October 19, 2017

The Importance of Power of Attorney for Property …

and why you need a Power of Attorney for Property.

A Power of Attorney for Property appoints one or more people to act for you (they are called Attorneys, even though they may not be lawyers) in relation to your various assets and liabilities. A Power of Attorney for Property may authorize the attorney to do anything you can do except make a Will. You can restrict the nature of the Power of Attorney, either with respect to its commencement and/or expiry date, or with respect to which of your assets and liabilities the attorney can deal with.

A Power of Attorney can be effective while you are capable and/or incapable. For a Power of Attorney to be effective if you have become incapable there must be a specific provision in the Power of Attorney to this effect.

If you become incapable and you do not have a Power of Attorney for property that survives incapacity the Ontario Public Guardian and Trustee (OPGT) will be “Statutory Guardian”.

Once the OPGT becomes your Statutory Guardian, they assume control over all of your assets and liabilities. They will generally not provide you or family members with information concerning your assets and liabilities or what they are doing on your behalf.

Once the OPGT has become the Statutory Guardian, it is possible for one or more individuals to apply to be appointed as Statutory Guardian. Very typically close family members apply.

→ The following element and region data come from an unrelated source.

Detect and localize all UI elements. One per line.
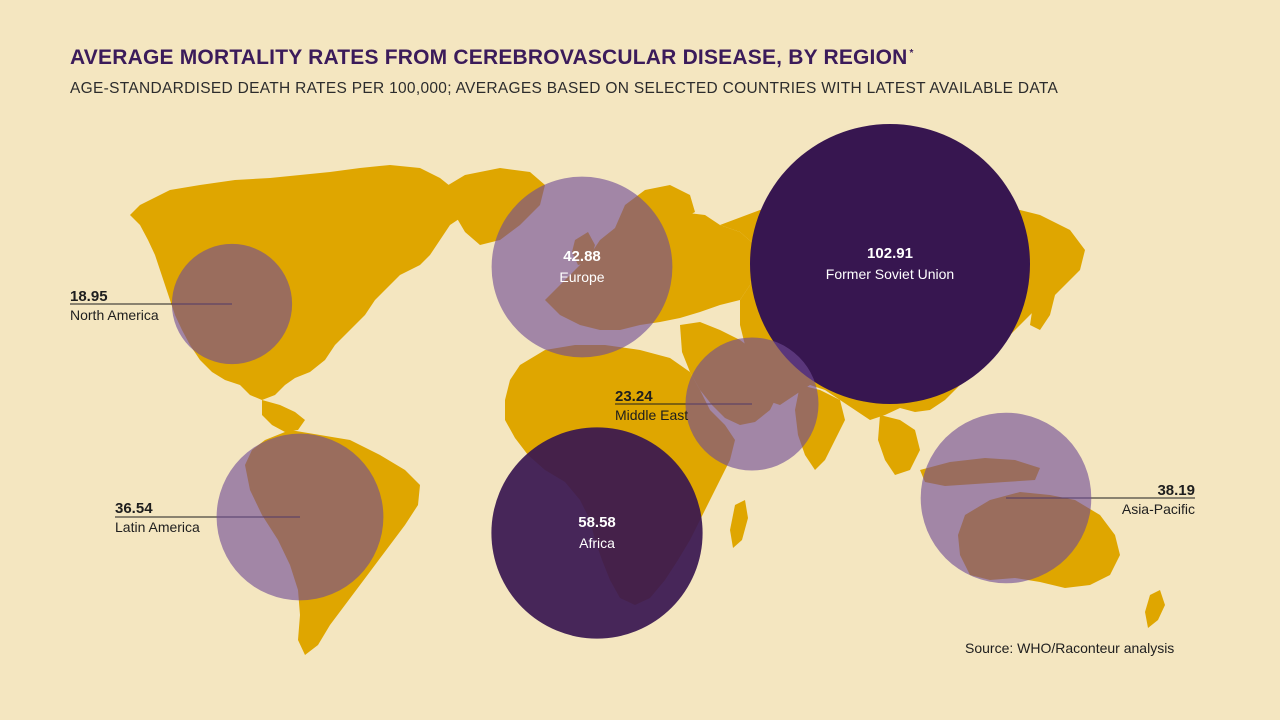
region-bubbles (171, 124, 1092, 639)
label-europe: 42.88 Europe (559, 247, 604, 287)
land-se-asia (878, 415, 920, 475)
label-latin-america: 36.54 Latin America (115, 500, 200, 536)
bubble-asia-pacific (920, 412, 1092, 584)
land-new-zealand (1145, 590, 1165, 628)
name-asia-pacific: Asia-Pacific (1121, 501, 1195, 517)
bubble-former-soviet-union (750, 124, 1030, 404)
value-middle-east: 23.24 (615, 388, 653, 405)
source-note: Source: WHO/Raconteur analysis (965, 640, 1175, 656)
land-madagascar (730, 500, 748, 548)
bubble-europe (491, 176, 673, 358)
bubble-north-america (171, 243, 293, 365)
label-asia-pacific: 38.19 Asia-Pacific (1122, 482, 1195, 518)
label-africa: 58.58 Africa (578, 513, 616, 553)
name-former-soviet-union: Former Soviet Union (825, 266, 955, 282)
chart-subtitle: AGE-STANDARDISED DEATH RATES PER 100,000… (70, 80, 1059, 97)
bubble-middle-east (685, 337, 819, 471)
label-north-america: 18.95 North America (70, 288, 159, 324)
label-former-soviet-union: 102.91 Former Soviet Union (826, 244, 954, 284)
name-north-america: North America (70, 307, 159, 323)
chart-title: AVERAGE MORTALITY RATES FROM CEREBROVASC… (70, 46, 914, 69)
land-central-america (262, 400, 305, 432)
bubble-africa (491, 427, 703, 639)
value-africa: 58.58 (578, 514, 616, 531)
land-japan (1030, 280, 1055, 330)
value-former-soviet-union: 102.91 (867, 245, 913, 262)
bubble-latin-america (216, 433, 384, 601)
label-middle-east: 23.24 Middle East (615, 388, 688, 424)
value-europe: 42.88 (563, 248, 601, 265)
name-europe: Europe (559, 269, 605, 285)
name-africa: Africa (579, 535, 615, 551)
name-latin-america: Latin America (115, 519, 200, 535)
value-latin-america: 36.54 (115, 500, 153, 517)
name-middle-east: Middle East (615, 407, 689, 423)
value-asia-pacific: 38.19 (1157, 482, 1195, 499)
value-north-america: 18.95 (70, 288, 108, 305)
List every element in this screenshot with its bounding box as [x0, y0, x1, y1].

The Application to be appointed as a Substitute Guardian is very complicated and requires that you submit a detailed management plan outlining how you intend to deal with the assets and liabilities of the incapable person. The OPGT will consult with other family members before determining whether or not to appoint a Substitute Guardian. The entire process to be appointed as a Substitute Guardian may take 3-6 months. When a Substitute Guardian is appointed, they are generally required to post a bond as security against them misusing the assets of the incapable person. The amount of the bond is based on the assets of the incapable person. The premium for the bond is paid annually and can be expensive.

To avoid the uncertainty and expense associated with Statutory Guardianship, every adult in Ontario is well advised to make sure they have a Power of Attorney for Property which continues to be effective if they become incapable.